RASDaGen: Synthetic dataset generator for rank aggregation

RASDaGen is a generator of synthetic datasets that can be used in rank aggregation research. The user determines at least four parameters:

  • the number of queries to be created,
  • the number of voters who submit their preference list for each query, and
  • the length of the preference lists (i.e. how many elements they include), and
  • the size of the pool of the available elements (i.e. how many elements exist)
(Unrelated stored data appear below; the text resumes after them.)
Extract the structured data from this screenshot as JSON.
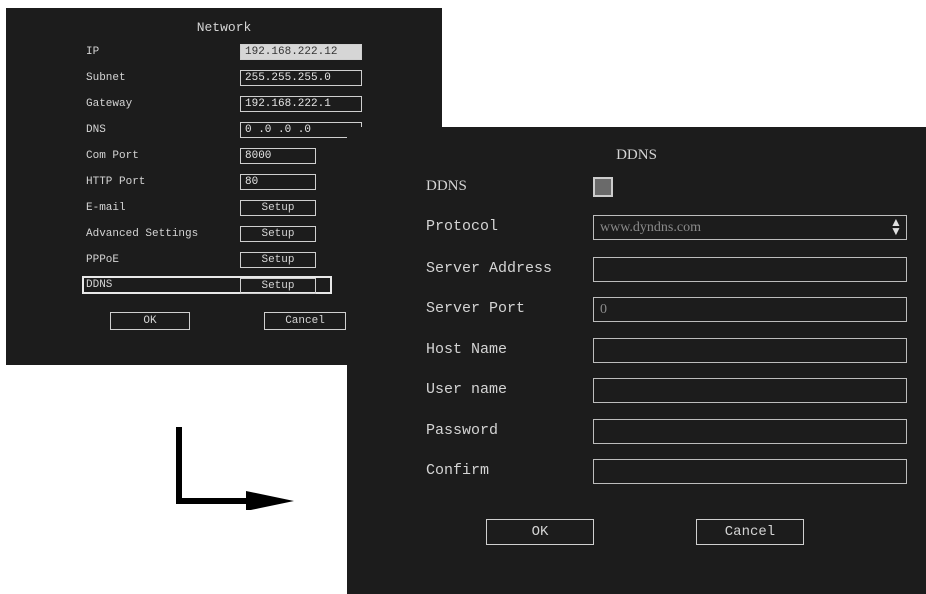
{
  "network": {
    "title": "Network",
    "rows": [
      {
        "label": "IP",
        "value": "192.168.222.12"
      },
      {
        "label": "Subnet",
        "value": "255.255.255.0"
      },
      {
        "label": "Gateway",
        "value": "192.168.222.1"
      },
      {
        "label": "DNS",
        "value": "0  .0  .0  .0"
      },
      {
        "label": "Com Port",
        "value": "8000"
      },
      {
        "label": "HTTP Port",
        "value": "80"
      },
      {
        "label": "E-mail",
        "value": "Setup"
      },
      {
        "label": "Advanced Settings",
        "value": "Setup"
      },
      {
        "label": "PPPoE",
        "value": "Setup"
      },
      {
        "label": "DDNS",
        "value": "Setup"
      }
    ],
    "ok_label": "OK",
    "cancel_label": "Cancel"
  },
  "ddns": {
    "title": "DDNS",
    "labels": {
      "ddns": "DDNS",
      "protocol": "Protocol",
      "server_address": "Server Address",
      "server_port": "Server Port",
      "host_name": "Host Name",
      "user_name": "User name",
      "password": "Password",
      "confirm": "Confirm"
    },
    "values": {
      "protocol": "www.dyndns.com",
      "server_address": "",
      "server_port": "0",
      "host_name": "",
      "user_name": "",
      "password": "",
      "confirm": ""
    },
    "ok_label": "OK",
    "cancel_label": "Cancel"
  },
  "colors": {
    "window_bg": "#1c1c1c",
    "text": "#d4d4d4",
    "page_bg": "#ffffff",
    "arrow": "#000000"
  }
}
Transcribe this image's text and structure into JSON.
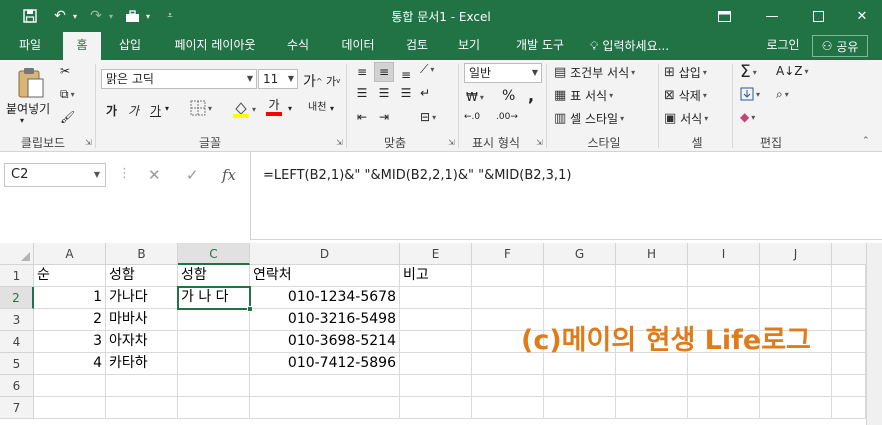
{
  "window": {
    "title": "통합 문서1 - Excel",
    "brand_color": "#217346"
  },
  "ribbon_tabs": [
    "파일",
    "홈",
    "삽입",
    "페이지 레이아웃",
    "수식",
    "데이터",
    "검토",
    "보기",
    "개발 도구"
  ],
  "active_tab": "홈",
  "tell_me": "입력하세요...",
  "account": {
    "signin": "로그인",
    "share": "공유"
  },
  "clipboard": {
    "paste": "붙여넣기",
    "group": "클립보드"
  },
  "font": {
    "name": "맑은 고딕",
    "size": "11",
    "bold": "가",
    "italic": "가",
    "underline": "가",
    "color_a": "가",
    "phonetic": "내천",
    "group": "글꼴"
  },
  "alignment": {
    "group": "맞춤"
  },
  "number": {
    "format": "일반",
    "group": "표시 형식"
  },
  "styles": {
    "conditional": "조건부 서식",
    "table": "표 서식",
    "cell": "셀 스타일",
    "group": "스타일"
  },
  "cells": {
    "insert": "삽입",
    "delete": "삭제",
    "format": "서식",
    "group": "셀"
  },
  "editing": {
    "group": "편집"
  },
  "formula_bar": {
    "name_box": "C2",
    "formula": "=LEFT(B2,1)&\" \"&MID(B2,2,1)&\" \"&MID(B2,3,1)"
  },
  "sheet": {
    "columns": [
      "A",
      "B",
      "C",
      "D",
      "E",
      "F",
      "G",
      "H",
      "I",
      "J"
    ],
    "selected_column": "C",
    "rows": [
      "1",
      "2",
      "3",
      "4",
      "5",
      "6",
      "7"
    ],
    "selected_row": "2",
    "cells": {
      "A1": "순",
      "B1": "성함",
      "C1": "성함",
      "D1": "연락처",
      "E1": "비고",
      "A2": "1",
      "B2": "가나다",
      "C2": "가 나 다",
      "D2": "010-1234-5678",
      "A3": "2",
      "B3": "마바사",
      "D3": "010-3216-5498",
      "A4": "3",
      "B4": "아자차",
      "D4": "010-3698-5214",
      "A5": "4",
      "B5": "카타하",
      "D5": "010-7412-5896"
    }
  },
  "watermark": "(c)메이의 현생 Life로그"
}
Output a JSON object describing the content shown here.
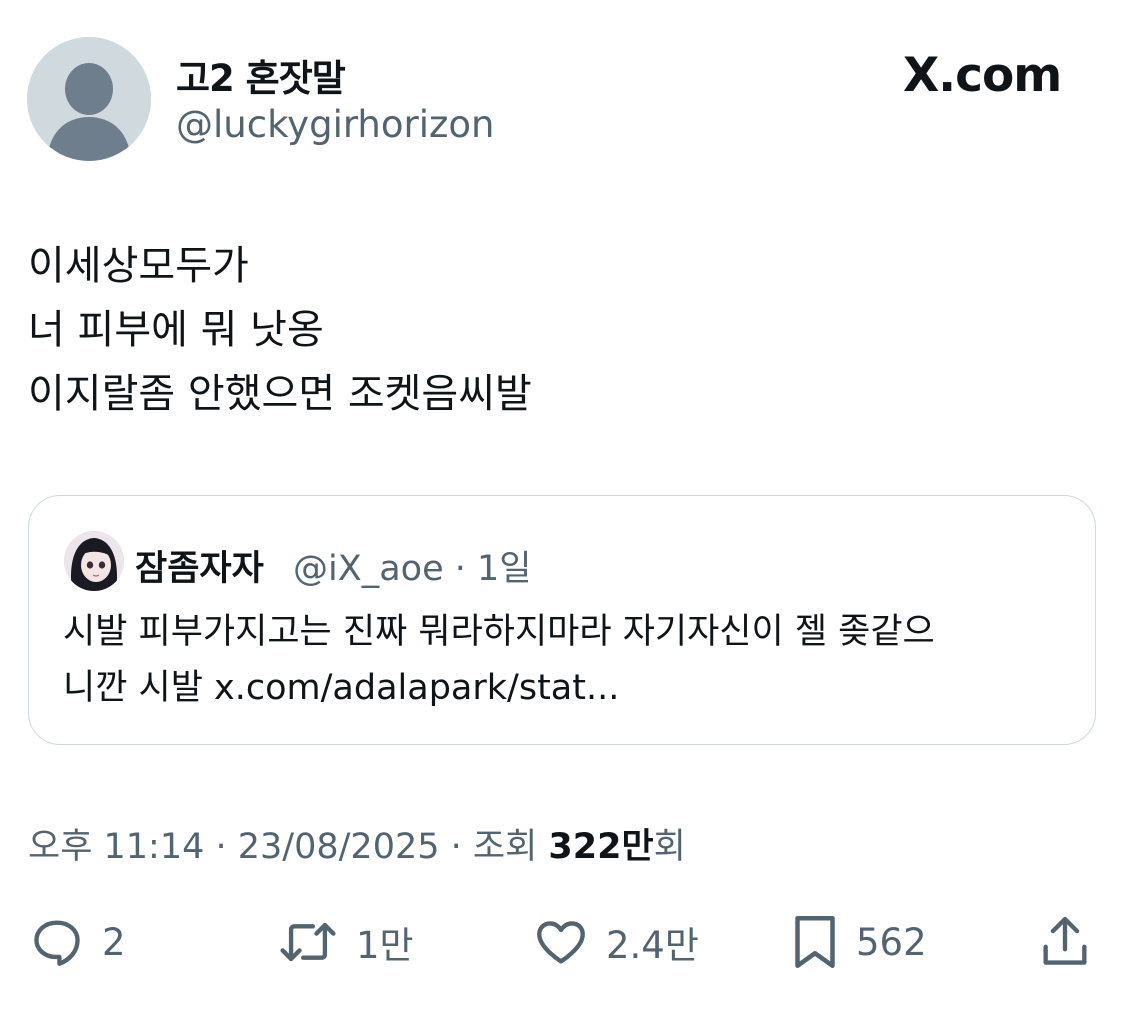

According to the aforementioned parameters, please notice that:

  • if the size of the pool of the available elements is equal to the preference list length, then RASDaGen generates full lists (also called permutations of the available elements),
  • if the size of the pool of the available elements is larger than the preference list length, then RASDaGen generates partial lists (i.e. they do not include all the available elements, some of them will be missing),

Output files

RASDaGen generates one output file per voter. Each file contains the voter’s preference lists for all queries placed one after the other. The output files are in TSV (Tab Separated Values) format that is identical to the one used by the Web Tracks of TREC. More specifically, 6 columns are created:

  • the first column is the topic number,
  • the second column is unused and it always is "Q0",
  • the third column is the element identifier,
  • the fourth and fifth columns contain the rank (integer) and the score (floating point) of each element, respectively. The scores are in descending (non-increasing) order, and
  • the sixth column shows the dataset name.

Relevance judgments

RASDaGen also creates another output file that for each query, contains the relevance judgments for each element in the pool. An element may be assigned a completely random relevance score. Otherwise, the user may specify a special bias parameter that takes into account the rankings of the elements in the input lists and appropriately modifies the probability that they are eventually relevant to a query. For instance, with biased assignment, a highly ranked element has a greater probability of being relevant to a query than a lower ranked element. The bias factor regulates the discrepancies among the aforementioned probabilities.

Downloads

RASDaGen is written in C++. The library is available for download through its official Github repository.